The recommendations include expanding a college loan forgiveness program and boosting salaries. Sen. Wes Hayes, R-York, said trends seem to indicate that teachers are more likely to stay in the field once they reach five years of experience. But many leave within two or three years. He said it appears pay may be the most important factor in their decision.
“Salary is, of course, a big part particularly for new teachers and young teachers,” he told South Carolina Radio Network. “They often come out of college with heavy debt. The pay makes a huge difference to them.”
According to the Center for Educator Recruitment, Retention, and Advancement (CERRA), about 2,000 students graduate from South Carolina colleges with education majors each year. But the group says that is not nearly enough to meet the usual 4,000 openings in South Carolina’s school districts. The group said the difference is made up through out-of-state teachers, who are much less likely to remain in South Carolina for the long term.

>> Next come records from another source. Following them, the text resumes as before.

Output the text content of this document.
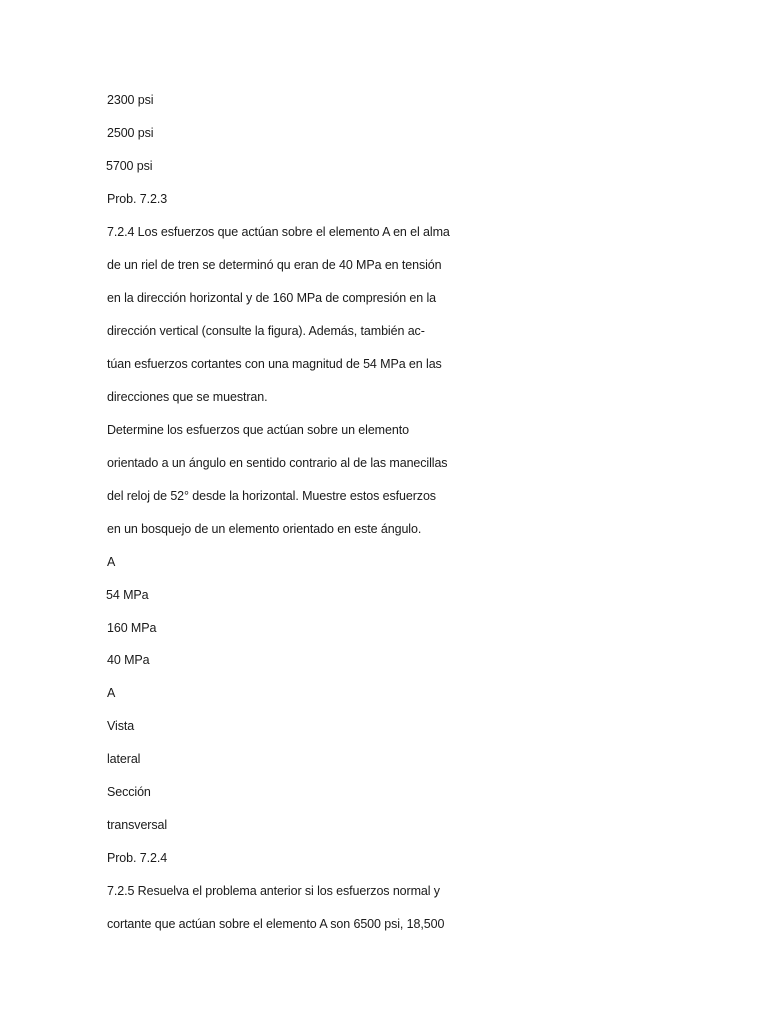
2300 psi

2500 psi

5700 psi

Prob. 7.2.3

7.2.4 Los esfuerzos que actúan sobre el elemento A en el alma

de un riel de tren se determinó qu eran de 40 MPa en tensión

en la dirección horizontal y de 160 MPa de compresión en la

dirección vertical (consulte la figura). Además, también ac-

túan esfuerzos cortantes con una magnitud de 54 MPa en las

direcciones que se muestran.

Determine los esfuerzos que actúan sobre un elemento

orientado a un ángulo en sentido contrario al de las manecillas

del reloj de 52° desde la horizontal. Muestre estos esfuerzos

en un bosquejo de un elemento orientado en este ángulo.

A

54 MPa

160 MPa

40 MPa

A

Vista

lateral

Sección

transversal

Prob. 7.2.4

7.2.5 Resuelva el problema anterior si los esfuerzos normal y

cortante que actúan sobre el elemento A son 6500 psi, 18,500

Hayes warns the problem is only going to get worse, especially in rural areas. “With the Baby Boomers aging out, we’re going to face a teacher shortage all over the state soon. And an administrator shortage. A principal shortage.”
The study panel is also asking officials to examine teacher mentoring programs and other initiatives that would work to keep homegrown teachers in rural or poor districts. Hayes noted that wealthier, suburban school districts and private schools are often able to entice teachers with larger paychecks financed through higher property tax revenue than rural districts can collect.
“If you can get teachers that come from these hard-to-serve areas and have family in those areas, the likelihood that they’ll go back and live there permanently is much better than just trying to attract a teacher with no roots in those areas at all,” he said.
The panel did not estimate the cost for its general recommendations.